I went into this ordeal with an honestly open mind, hoping that Quanell X would prove wrong my assumptions about the New Black Panther Party and its constituents.
However, even though I waited for half an hour for the man to actually speak, it took only minutes for him to confirm my suspicions that he is indeed a racist, and a very hateful man.
I first felt my indignation bubbling up when he made his first generalization about “white folk” working against the black people to keep him from speaking at Sam.
From then on, many more generalizations were made about the white people and what they allegedly believe. They were generalizations about racial ignorance that no people of my ethnicity that I know, have felt since the 1950s.
He proceeded to claim that white people were going to hell, and that we really didn’t want black people at our schools unless they were helping us in our athletic departments, and other such lies.
Not only that, but he even encouraged segregation amongst his own people, rallying them to attend “their own schools and to build their own communities.”
But this maybe would not have been so bad had not a majority of the people in that auditorium ignorantly cheered at every foul word he spewed.
I was reminded of what KKK meetings must have felt like in the 1950s and earlier. Even more dramatic, I felt like I was witnessing Hitler and the hatred he spread, and because of the people’s ignorance was able to spread across a whole nation.

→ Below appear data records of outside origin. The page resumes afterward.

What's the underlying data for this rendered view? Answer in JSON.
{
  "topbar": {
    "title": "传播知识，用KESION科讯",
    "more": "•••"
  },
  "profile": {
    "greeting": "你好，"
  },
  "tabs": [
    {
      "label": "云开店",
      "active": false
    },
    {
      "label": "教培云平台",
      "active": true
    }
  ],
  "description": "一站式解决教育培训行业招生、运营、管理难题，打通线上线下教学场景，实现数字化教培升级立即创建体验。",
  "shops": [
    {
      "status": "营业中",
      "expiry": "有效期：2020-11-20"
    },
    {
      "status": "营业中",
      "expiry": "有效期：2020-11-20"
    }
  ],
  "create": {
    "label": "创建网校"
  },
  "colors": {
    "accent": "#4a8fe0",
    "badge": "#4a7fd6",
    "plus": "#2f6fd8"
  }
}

Like Hitler, he used his oratory skills and charisma to move people to passion, instead of relying on sound diplomatic views.
In a previous letter to the editor, one student here at Sam mentioned that when Quanell X came to his hometown it stirred up many racial problems.
I have no doubt in my mind that the relations between most whites and blacks will be strained for at least a few days. I challenge every person who also witnessed this hateful man to analyze what he said, to look deep within himself to question if he teaches tolerance or hate.
Racism is just that on any side of the spectrum. I understand that all citizens of this country retain the right to free speech. However, it is our responsibility as Americans to decide for ourselves if we will allow such intolerance to infiltrate our community, or if we can continue to work towards the equality that Martin Luther King worked so hard to achieve.
Only our actions towards one another will show our true aims for this society, and our commitment to living together harmoniously.